You could make an argument for either case, but I would say that variant 2 makes more sense - a:link, a:visited, a:hover, a:focus, a:active.
If we go from a link to active, we are going from less intent to more intent. Focus implies a bit more intent than hover does, since a focus means that the next action taken (such as an enter key press) applies to that element. A hover merely indicates a sort of flirting interest if you will. A user may hover their cursor all over a page as they move their cursor around, but when they actually enter into a textbox (focus), that implies a far greater degree of intent.
Additionally, you can't progress to active without first reaching the focus state. Let's take a submit button - to trigger a submit, a) the user may tab to the submit button and press enter or b) the user may simply click on the submit button.

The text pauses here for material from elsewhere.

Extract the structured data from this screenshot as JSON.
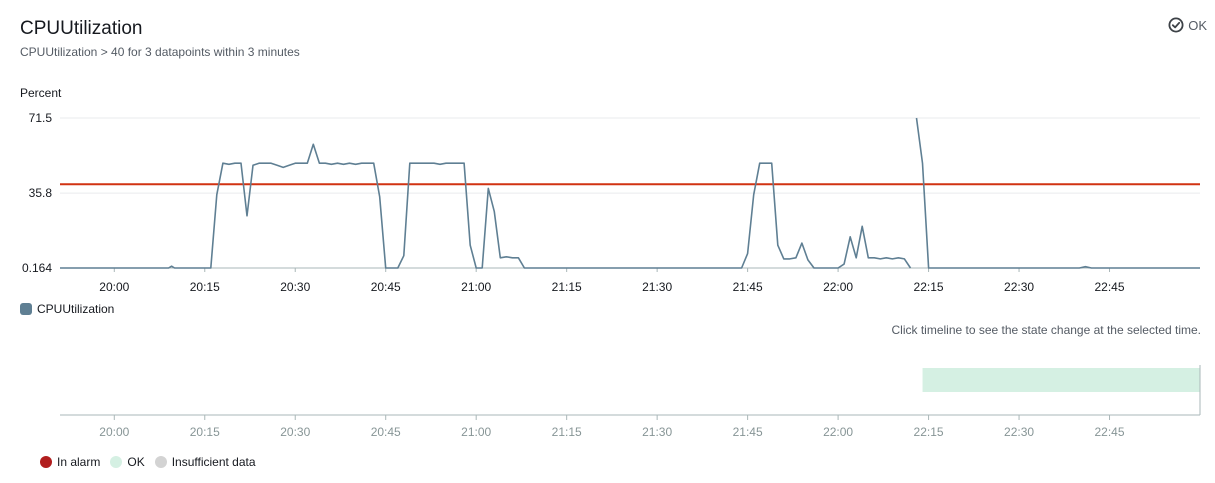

In case (a) the user first focuses on the submit button when they tab to it, and then activates it by pressing enter (no hover in this case). In case (b) the user hovers over the button, and then clicks - upon click the button ultimately goes to the active state, but the browser also fires any event handlers attached to focus.
The idea of ascending intent doesn't apply as clearly to link vs visited - in this case I would argue that visited is mostly a variant of link. Nevertheless, visited does imply some greater degree of intent as it indicates an action (click or page visit) that was previously taken, and would perhaps more likely be taken again. Even if you don't agree with this logic, if you think of link as the base, and visited as a variant of link, it would still make sense to include visited (the variant) after link (the base).